En effet, il ne s'agit pas d'une approche philosophique et encore moins théologique du concept de paix, pour la raison première que je n'ai pas pour cela de compétence particulière. Je propose au contraire une analyse concrète, pragmatique, actuelle et, par conséquent, contingente de l'avenir de la paix, vu par un soldat. "
"Qui peut mieux parler de la paix qu'un soldat?", a-t-on envie d'ajouter après cette déclaration préliminaire à laquelle se livre le Général Cot. Nous touchons dans ces quelques mots l'essence même de La paix du monde; le soldat, l'honnête homme, sans cesse en quête de paix, s'interroge à la lueur de ses expériences militaires passées, parfois douloureuses, tout en nous livrant le témoignage passionnant d'un acteur qui a longtemps foulé les planches de la scène internationale.
La soif de comprendre reste véritablement au centre du livre qui tente de saisir les raisons d'une éternelle barbarie guerrière chez l'homme: en partant des origines, il commence par aborder le vaste débat sur le rapport très ambigu de la guerre et de la paix, à travers une multitude de références historiques, philosophiques ou religieuses (Nietzsche, Machiavel, Clausewitz, Kant, l'abbé de Saint-Pierre, Jean XXIII, Alain,…) pour déboucher sur le constat que la paix peut ne pas être une utopie si les Etats font converger leurs efforts pour appréhender les ressorts de la guerre et ainsi la prévenir; à partir de là, une proposition est faite, mue par la simple observation que, pour contrecarrer un adversaire, il convient dans un premier temps de le connaître et de mettre un nom sur son visage, qui vise à dresser les grands axes de ce que serait la réflexion à conduire et les actions à entreprendre pour arriver à instaurer une paix durable.

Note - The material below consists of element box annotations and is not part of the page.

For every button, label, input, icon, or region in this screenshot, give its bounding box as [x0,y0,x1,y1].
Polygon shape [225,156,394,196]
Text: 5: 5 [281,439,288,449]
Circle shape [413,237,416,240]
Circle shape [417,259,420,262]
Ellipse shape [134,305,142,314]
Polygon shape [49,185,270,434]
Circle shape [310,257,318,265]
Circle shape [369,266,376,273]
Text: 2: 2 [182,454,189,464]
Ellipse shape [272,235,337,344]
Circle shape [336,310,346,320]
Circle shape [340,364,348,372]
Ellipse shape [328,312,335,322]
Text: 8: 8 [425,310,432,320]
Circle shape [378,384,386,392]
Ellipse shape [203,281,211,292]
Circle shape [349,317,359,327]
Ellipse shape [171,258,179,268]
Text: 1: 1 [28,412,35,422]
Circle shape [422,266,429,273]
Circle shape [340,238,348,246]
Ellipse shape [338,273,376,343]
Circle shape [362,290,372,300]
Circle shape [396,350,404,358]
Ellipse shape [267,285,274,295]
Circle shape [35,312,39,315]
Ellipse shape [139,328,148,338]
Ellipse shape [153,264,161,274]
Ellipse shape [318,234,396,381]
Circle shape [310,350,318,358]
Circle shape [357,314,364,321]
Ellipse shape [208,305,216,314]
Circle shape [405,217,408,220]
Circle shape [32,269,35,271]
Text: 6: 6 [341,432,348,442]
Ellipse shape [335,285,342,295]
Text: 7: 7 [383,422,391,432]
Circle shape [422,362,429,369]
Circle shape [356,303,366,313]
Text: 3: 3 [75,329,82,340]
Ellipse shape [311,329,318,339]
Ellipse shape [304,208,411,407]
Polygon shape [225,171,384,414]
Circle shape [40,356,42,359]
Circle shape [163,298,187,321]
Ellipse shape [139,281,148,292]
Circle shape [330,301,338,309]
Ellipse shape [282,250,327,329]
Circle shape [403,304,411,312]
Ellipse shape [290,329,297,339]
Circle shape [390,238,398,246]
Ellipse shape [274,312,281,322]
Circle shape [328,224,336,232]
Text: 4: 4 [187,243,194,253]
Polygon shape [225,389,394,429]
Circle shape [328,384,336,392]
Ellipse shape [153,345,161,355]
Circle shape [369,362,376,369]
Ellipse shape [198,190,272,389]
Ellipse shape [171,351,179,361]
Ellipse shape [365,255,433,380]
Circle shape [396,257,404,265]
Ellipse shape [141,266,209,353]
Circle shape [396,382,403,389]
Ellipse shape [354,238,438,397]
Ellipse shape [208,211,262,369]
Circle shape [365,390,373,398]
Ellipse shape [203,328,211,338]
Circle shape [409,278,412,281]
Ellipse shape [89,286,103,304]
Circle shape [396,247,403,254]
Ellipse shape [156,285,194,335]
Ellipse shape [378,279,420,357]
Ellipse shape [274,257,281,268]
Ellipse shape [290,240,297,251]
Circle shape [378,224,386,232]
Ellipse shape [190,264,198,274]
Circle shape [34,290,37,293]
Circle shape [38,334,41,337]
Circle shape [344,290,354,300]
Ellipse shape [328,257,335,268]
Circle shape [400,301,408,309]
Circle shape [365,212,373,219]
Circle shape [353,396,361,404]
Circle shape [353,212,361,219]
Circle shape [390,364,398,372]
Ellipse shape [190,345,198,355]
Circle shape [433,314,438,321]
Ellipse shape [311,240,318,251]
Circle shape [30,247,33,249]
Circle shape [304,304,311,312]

Fort de cette progression, le Général Cot exécute un exercice périlleux où la passerelle vers une probable utopie n'est jamais loin, bien que la conscience de son existence soit déjà un gage de son éviction; les propos séduisent, l'expérience et le pragmatisme de l'homme leur accordent un grand crédit.
Pour toutes ces raisons, La paix du monde garde des accents d'acte de foi, elle prodigue des recettes simples ainsi qu'une attitude générale à adopter dans un contexte de plus en plus envahi de considérations complexes et d'un enchevêtrement de réseaux, d'organismes sinon d'influences qui, pour le profane, n'apparaissent pas toujours comme très clairement définies.
A cent lieues d'une somme sur les énièmes visées stratégiques, politiques ou philosophiques qui gouvernent le monde, ce petit livre permet d'éclairer quelques points méconnus sur la réalité des conflits contemporains en proposant une riposte simple dictée par l'expérience d'un homme, volontiers modeste, qui est tout sauf un donneur de leçons.
"Voilà, j'en conviens, beaucoup d'utopie en peu de pages. Au lecteur qui m'a suivi jusque-là, j'offre, comme en gratification, cette dernière citation: "Il est bien difficile qu'une pareille matière (la paix durable) laisse un homme sensible et vertueux exempt d'un peu d'enthousiasme, et je ne sais si l'illusion d'un cœur véritablement humain n'est pas en cela préférable à cette âpre et repoussante raison, qui trouve toujours dans son indifférence pour le bien public, le premier obstacle à tout ce qui peut le favoriser."
La paix du monde. Général Jean Cot, Paris, Castells Labor (collection "Quartier libre"), 2000.